Without the knowledge of this, Schreiber says many non-covered governmental workers are surprised to learn that they may experience in 2020 as much as a $480 reduction to the estimated benefits.

Do you have 40 credits?

Too many people labor under the misconception that the receipt of a public pension based on work not covered under Social Security means that they will never be eligible for anything from Social Security, says Kurt Czarnowski, a Social Security expert with Czarnowski Consulting. That erroneous belief lingers, he says, even though they may have accumulated 40 credits. Those credits, which are based on your total wages or income for the year, and can be earned up to a maximum of four per year.

“That is just wrong,” he says. “As long as someone has those 40 credits, they will always be eligible for something each month from Social Security, even though they receives that public pension.”

The bad news, however, is that, absent 30 or more years of “substantial earnings,” the person’s Social Security benefit won’t be as high as it would have been without that pension, says Czarnowski. “However, they will always receive something,” he says. “The WEP never reduces someone’s benefit to zero.”

Schreiber says those affected by WEP should strive to “fully understand the dynamic relationship between Social Security covered earnings for an individual who also worked for a governmental employer in which earnings were not subject to Social Security and instead, applied a different system to permit the employee to later collect a pension.”
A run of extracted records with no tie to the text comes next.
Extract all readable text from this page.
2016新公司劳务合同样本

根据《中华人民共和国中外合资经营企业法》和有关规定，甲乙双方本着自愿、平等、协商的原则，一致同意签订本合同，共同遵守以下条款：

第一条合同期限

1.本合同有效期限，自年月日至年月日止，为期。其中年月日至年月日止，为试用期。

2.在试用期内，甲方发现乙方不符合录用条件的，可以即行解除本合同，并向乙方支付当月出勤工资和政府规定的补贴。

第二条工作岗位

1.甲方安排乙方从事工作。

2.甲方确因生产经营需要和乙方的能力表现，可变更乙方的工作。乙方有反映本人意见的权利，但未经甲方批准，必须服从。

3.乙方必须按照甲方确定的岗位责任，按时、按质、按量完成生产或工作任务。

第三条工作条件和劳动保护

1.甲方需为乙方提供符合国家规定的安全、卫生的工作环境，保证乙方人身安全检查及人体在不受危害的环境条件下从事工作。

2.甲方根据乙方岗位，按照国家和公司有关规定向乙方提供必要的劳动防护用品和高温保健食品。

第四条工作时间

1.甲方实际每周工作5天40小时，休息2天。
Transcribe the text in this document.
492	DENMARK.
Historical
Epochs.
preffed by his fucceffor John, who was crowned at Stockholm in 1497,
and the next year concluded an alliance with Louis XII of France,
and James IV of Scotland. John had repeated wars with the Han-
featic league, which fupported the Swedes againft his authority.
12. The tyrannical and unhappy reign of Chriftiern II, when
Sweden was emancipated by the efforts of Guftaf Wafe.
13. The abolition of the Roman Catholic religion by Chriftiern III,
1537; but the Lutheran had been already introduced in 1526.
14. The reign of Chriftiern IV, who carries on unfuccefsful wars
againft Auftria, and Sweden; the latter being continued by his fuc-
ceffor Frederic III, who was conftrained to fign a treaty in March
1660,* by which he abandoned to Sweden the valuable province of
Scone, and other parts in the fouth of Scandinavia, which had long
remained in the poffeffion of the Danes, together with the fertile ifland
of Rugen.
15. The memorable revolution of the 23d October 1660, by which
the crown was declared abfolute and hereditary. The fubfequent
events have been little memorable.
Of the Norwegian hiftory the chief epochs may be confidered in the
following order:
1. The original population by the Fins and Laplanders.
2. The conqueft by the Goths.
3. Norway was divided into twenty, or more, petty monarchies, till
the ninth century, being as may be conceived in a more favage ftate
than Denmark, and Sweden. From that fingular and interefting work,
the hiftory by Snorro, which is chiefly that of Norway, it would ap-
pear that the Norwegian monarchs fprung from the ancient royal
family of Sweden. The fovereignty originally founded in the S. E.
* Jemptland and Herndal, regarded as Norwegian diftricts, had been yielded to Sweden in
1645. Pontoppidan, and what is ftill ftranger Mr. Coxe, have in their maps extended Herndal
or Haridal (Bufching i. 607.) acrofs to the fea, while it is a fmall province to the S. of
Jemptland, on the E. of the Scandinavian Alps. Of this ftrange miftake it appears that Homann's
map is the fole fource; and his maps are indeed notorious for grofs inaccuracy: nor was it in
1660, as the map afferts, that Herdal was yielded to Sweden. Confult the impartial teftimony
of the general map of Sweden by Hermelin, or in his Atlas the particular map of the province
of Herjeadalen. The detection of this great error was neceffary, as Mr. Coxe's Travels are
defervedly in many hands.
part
Absent education on the topic, she says individuals may find themselves with less anticipated monthly income if they planned around the estimated benefits on the Social Security statement.

What triggers WEP?

Receipt of your pension is what triggers the application of WEP, according to Czarnowski.

Why is that important? Because once someone reaches their full retirement age, or FRA, the person’s work and earnings no longer affect his/her ability to collect Social Security benefits, says Czarnowski. “Therefore, if someone has reached FRA, but has not yet retired from public service, they can apply for Social Security at that point, and receive a full – non-WEP – benefit amount each month,” he says. “Once the person actually retires and starts to receive the public pension, they will need to notify Social Security that the pension has begun, and the person’s Social Security benefit amount will be adjusted downward at that point to account for the impact of the WEP.”

Work never hurts

Many public employees lose sight of the fact that a Social Security retirement benefit is based on an average of the person’s 35 highest years of inflation-adjusted earnings under the system, says Czarnowski. “These same folks are subject to the different formula of the WEP unless they accumulate 30 or more years of ‘substantial earnings,’ ” he says.

“So, unless they have 35 years of actual earnings, any Social Security earnings that they have will result in a higher monthly retirement benefit, even if the additional year of earnings isn’t high enough to count as a year of ‘substantial earnings’ which reduces the impact of the WEP,” says Czarnowski.